Once upon a time in Dvārakā, a brāhmaṇa’s wife gave birth to a child. Unfortunately, however, just after being born and touching the ground, the child immediately died. The brāhmaṇa father took the child and went directly to the palace of the King. The brāhmaṇa was very upset because of the untimely death of the child in the presence of his young father and mother. Thus his mind became very much disturbed. Formerly, when there were responsible kings, up to the time of Dvāpara-yuga, when Lord Kṛṣṇa was present, the king was liable to be blamed for the untimely death of a child in the presence of his parents. Similarly, such responsibility was there during the time of Lord Rāmacandra. As we have explained in the First Canto of Śrīmad-Bhāgavatam, the king was so responsible for the comforts of the citizens that he was to see that there was not even excessive heat or cold. Now the brāhmaṇa whose child had died, thinking there was no fault on his own part, immediately went to the palace door with the dead child in his arms and accused the King as follows.
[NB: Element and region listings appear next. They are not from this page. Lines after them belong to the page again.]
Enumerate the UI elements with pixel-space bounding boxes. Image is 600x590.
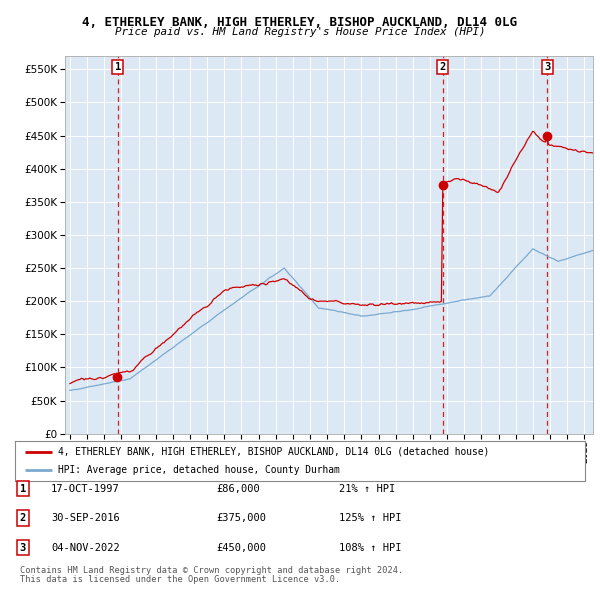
Text: Price paid vs. HM Land Registry's House Price Index (HPI): Price paid vs. HM Land Registry's House … (115, 27, 485, 37)
Text: This data is licensed under the Open Government Licence v3.0.: This data is licensed under the Open Gov… (20, 575, 340, 584)
Text: 17-OCT-1997: 17-OCT-1997 (51, 484, 120, 493)
Text: 4, ETHERLEY BANK, HIGH ETHERLEY, BISHOP AUCKLAND, DL14 0LG (detached house): 4, ETHERLEY BANK, HIGH ETHERLEY, BISHOP … (58, 447, 489, 457)
Text: 3: 3 (20, 543, 26, 552)
Text: 4, ETHERLEY BANK, HIGH ETHERLEY, BISHOP AUCKLAND, DL14 0LG: 4, ETHERLEY BANK, HIGH ETHERLEY, BISHOP … (83, 16, 517, 29)
Text: 3: 3 (544, 62, 550, 72)
Text: £375,000: £375,000 (216, 513, 266, 523)
Text: Contains HM Land Registry data © Crown copyright and database right 2024.: Contains HM Land Registry data © Crown c… (20, 566, 403, 575)
Text: 1: 1 (115, 62, 121, 72)
Text: £86,000: £86,000 (216, 484, 260, 493)
Text: 125% ↑ HPI: 125% ↑ HPI (339, 513, 401, 523)
Text: HPI: Average price, detached house, County Durham: HPI: Average price, detached house, Coun… (58, 466, 340, 476)
Text: £450,000: £450,000 (216, 543, 266, 552)
Text: 1: 1 (20, 484, 26, 493)
Text: 108% ↑ HPI: 108% ↑ HPI (339, 543, 401, 552)
Text: 21% ↑ HPI: 21% ↑ HPI (339, 484, 395, 493)
Text: 2: 2 (440, 62, 446, 72)
Text: 2: 2 (20, 513, 26, 523)
Text: 30-SEP-2016: 30-SEP-2016 (51, 513, 120, 523)
Text: 04-NOV-2022: 04-NOV-2022 (51, 543, 120, 552)
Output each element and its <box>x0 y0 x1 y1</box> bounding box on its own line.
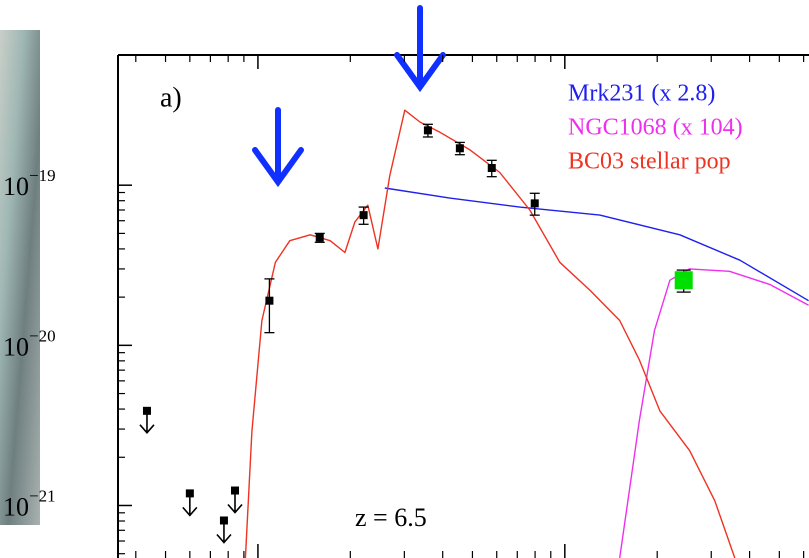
tick-base: 10 <box>3 492 29 521</box>
data-point <box>487 164 496 173</box>
axes-frame <box>117 54 809 558</box>
upper-limit-arrow <box>227 490 243 514</box>
data-point <box>359 211 368 220</box>
legend-entry: BC03 stellar pop <box>568 149 731 175</box>
background-photo <box>0 30 40 525</box>
arrow-annotation <box>252 5 446 188</box>
upper-limit-arrow <box>216 520 232 544</box>
plot-area <box>139 109 809 558</box>
highlight-point <box>674 271 693 290</box>
legend-entry: Mrk231 (x 2.8) <box>568 81 715 107</box>
data-point <box>315 233 324 242</box>
data-point <box>423 126 432 135</box>
upper-limit-arrow <box>182 493 198 517</box>
y-tick-label: 10−21 <box>3 486 56 521</box>
tick-base: 10 <box>3 332 29 361</box>
legend-entry: NGC1068 (x 104) <box>568 115 743 141</box>
data-point <box>455 144 464 153</box>
series-line <box>384 187 809 302</box>
panel-label: a) <box>160 82 182 113</box>
tick-exponent: −19 <box>29 166 56 185</box>
tick-base: 10 <box>3 172 29 201</box>
data-point <box>530 199 539 208</box>
y-tick-label: 10−20 <box>3 326 56 361</box>
upper-limit-arrow <box>139 410 155 435</box>
y-tick-label: 10−19 <box>3 166 56 201</box>
redshift-annotation: z = 6.5 <box>355 503 427 532</box>
tick-exponent: −21 <box>29 486 56 505</box>
data-point <box>265 296 274 305</box>
series-line <box>244 109 736 558</box>
tick-exponent: −20 <box>29 326 56 345</box>
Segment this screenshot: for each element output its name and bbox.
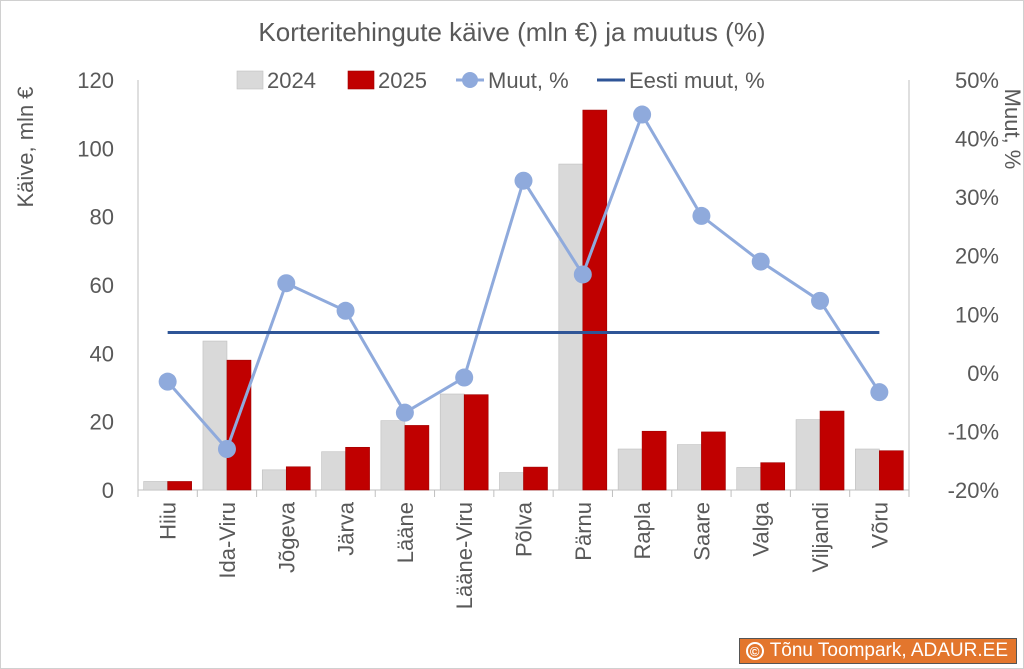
bar-2024-Saare — [677, 444, 702, 491]
x-tick-label: Ida-Viru — [215, 502, 240, 579]
bar-2024-Jõgeva — [261, 469, 287, 491]
x-tick-label: Järva — [334, 501, 359, 556]
marker-muut-Pärnu — [573, 265, 592, 284]
legend-label: Muut, % — [488, 68, 569, 93]
x-tick-label: Saare — [689, 502, 714, 561]
bar-2025-Pärnu — [582, 109, 608, 491]
legend-label: Eesti muut, % — [629, 68, 765, 93]
bar-2024-Viljandi — [795, 419, 821, 491]
marker-muut-Järva — [336, 301, 355, 320]
marker-muut-Rapla — [633, 105, 652, 124]
y-tick-label: 40 — [90, 341, 114, 366]
marker-muut-Hiiu — [158, 372, 177, 391]
bar-2025-Ida-Viru — [226, 359, 252, 491]
y-tick-label: 60 — [90, 273, 114, 298]
y-axis-label: Käive, mln € — [13, 86, 38, 207]
bar-2024-Põlva — [499, 472, 524, 491]
bar-2024-Valga — [736, 467, 762, 491]
x-tick-label: Jõgeva — [274, 501, 299, 573]
bar-2024-Võru — [855, 448, 880, 491]
marker-muut-Põlva — [514, 171, 533, 190]
bar-2025-Saare — [701, 431, 726, 491]
bar-2025-Rapla — [641, 430, 667, 491]
y-tick-label: 0 — [102, 478, 114, 503]
x-tick-label: Valga — [749, 501, 774, 556]
y-tick-label: 100 — [77, 136, 114, 161]
bar-2025-Jõgeva — [285, 466, 311, 491]
marker-muut-Jõgeva — [277, 274, 296, 293]
marker-muut-Ida-Viru — [217, 440, 236, 458]
chart-title: Korteritehingute käive (mln €) ja muutus… — [258, 17, 765, 47]
y2-tick-label: 50% — [955, 68, 999, 93]
series-line-muut — [166, 111, 881, 452]
bars — [143, 109, 904, 491]
x-tick-label: Rapla — [630, 501, 655, 559]
y2-tick-label: 10% — [955, 302, 999, 327]
bar-2025-Hiiu — [167, 481, 192, 491]
x-tick-label: Võru — [867, 502, 892, 548]
bar-2024-Järva — [321, 451, 346, 491]
x-tick-label: Hiiu — [156, 502, 181, 540]
x-tick-label: Pärnu — [571, 502, 596, 561]
x-tick-label: Lääne-Viru — [452, 502, 477, 609]
bar-2024-Rapla — [617, 448, 643, 491]
bar-2025-Järva — [345, 446, 370, 491]
bar-2025-Viljandi — [819, 410, 845, 491]
y-tick-label: 80 — [90, 205, 114, 230]
bar-2025-Lääne-Viru — [463, 394, 489, 491]
legend: 2024 2025 Muut, % Eesti muut, % — [236, 68, 765, 93]
y2-tick-label: 30% — [955, 185, 999, 210]
legend-label: 2025 — [378, 68, 427, 93]
bar-2025-Põlva — [523, 466, 548, 491]
bar-2024-Lääne — [380, 420, 406, 491]
bar-2024-Ida-Viru — [202, 340, 228, 491]
y-tick-label: 20 — [90, 410, 114, 435]
marker-muut-Valga — [751, 252, 770, 271]
axes: 0 20 40 60 80 100 120 -20% -10% 0% 10% 20% 30% 40% 50%… — [77, 68, 999, 609]
bar-2025-Valga — [760, 462, 786, 491]
marker-muut-Lääne-Viru — [455, 368, 474, 387]
x-tick-label: Lääne — [393, 502, 418, 563]
credit-text: Tõnu Toompark, ADAUR.EE — [769, 640, 1008, 661]
marker-muut-Võru — [870, 383, 889, 402]
legend-swatch-2025 — [347, 70, 375, 90]
y2-tick-label: 40% — [955, 127, 999, 152]
marker-muut-Saare — [692, 206, 711, 225]
lines — [158, 105, 889, 458]
x-tick-label: Põlva — [512, 501, 537, 557]
bar-2025-Võru — [879, 450, 904, 491]
marker-muut-Lääne — [395, 403, 414, 422]
credit-badge: © Tõnu Toompark, ADAUR.EE — [738, 638, 1017, 664]
bar-2024-Pärnu — [558, 163, 584, 491]
bar-2025-Lääne — [404, 425, 430, 491]
y2-tick-label: -10% — [948, 419, 999, 444]
y2-tick-label: 20% — [955, 244, 999, 269]
copyright-icon: © — [745, 642, 764, 660]
legend-swatch-2024 — [236, 70, 264, 90]
bar-2024-Lääne-Viru — [439, 393, 465, 491]
y2-tick-label: 0% — [967, 361, 999, 386]
legend-swatch-marker-muut — [462, 72, 478, 88]
y2-tick-label: -20% — [948, 478, 999, 503]
marker-muut-Viljandi — [811, 291, 830, 310]
y-tick-label: 120 — [77, 68, 114, 93]
x-tick-label: Viljandi — [808, 502, 833, 573]
bar-2024-Hiiu — [143, 481, 168, 491]
legend-label: 2024 — [267, 68, 316, 93]
y2-axis-label: Muut, % — [1000, 89, 1023, 170]
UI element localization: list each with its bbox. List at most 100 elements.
“The present King, Ugrasena, is envious of the brāhmaṇas!” The exact word used in this connection is brahma-dviṣaḥ. One who is envious of the Vedas, of a qualified brāhmaṇa or of the brāhmaṇa caste is called brahma-dviṣ. So the King was accused of being brahma-dviṣ. He was also accused of being śaṭha-dhī, falsely intelligent. The executive head of a state must be very intelligent to see to the comforts of the citizens, but according to the brāhmaṇa the King was not at all intelligent, although he was occupying the royal throne. Therefore the brāhmaṇa also called him lubdha, which means “greedy.” In other words, a king or an executive head of state should not occupy the exalted post of president or king if he is greedy and self-interested. But it is natural that an executive head becomes self-interested when he is attached to material enjoyment. Therefore, another word used here is viṣayātmanaḥ.
The brāhmaṇa also accused the King of being kṣatra-bandhu, which refers to a person born in the family of kṣatriyas, or the royal order, but lacking the qualifications of a royal personality. A king should protect brahminical culture and should be very alert to the welfare of his citizens; he should not be greedy due to attachment to material enjoyment. If a person with no qualifications represents himself as a kṣatriya of the royal order, he is not called a kṣatriya but a kṣatra-bandhu. Similarly, if a person is born of a brāhmaṇa father but has no brahminical qualification, he is called brahma-bandhu or dvija-bandhu. This means that a brāhmaṇa or a kṣatriya is not accepted simply by birth. One has to qualify himself for the particular position; only then is he accepted as a brāhmaṇa or a kṣatriya.
Thus the brāhmaṇa charged that his newly born baby was dead due to the disqualifications of the King. The brāhmaṇa took it to be most unnatural, and therefore he held the King responsible. We also find in Vedic history that if a kṣatriya king was irresponsible, sometimes a consulting board of brāhmaṇas maintained by the monarchy would dethrone him. Considering all these points, it appears that the post of monarch in the Vedic civilization is a very responsible one.
The brāhmaṇa therefore said, “No one should offer respects or worship to a king whose only business is envy. Such a king spends his time either hunting and killing animals in the forest or killing citizens for criminal acts. He has no self-control and possesses bad character. If such a king is worshiped or honored by the citizens, the citizens will never be happy. They will always remain poor, full of anxieties and aggrievement, and always unhappy.” In modern politics the post of monarch has been abolished, and the president is not held responsible for the comforts of the citizens. In this Age of Kali, the executive head of a state somehow or other gets votes and is elected to an exalted post, but the condition of the citizens continues to be full of anxiety, distress, unhappiness and dissatisfaction.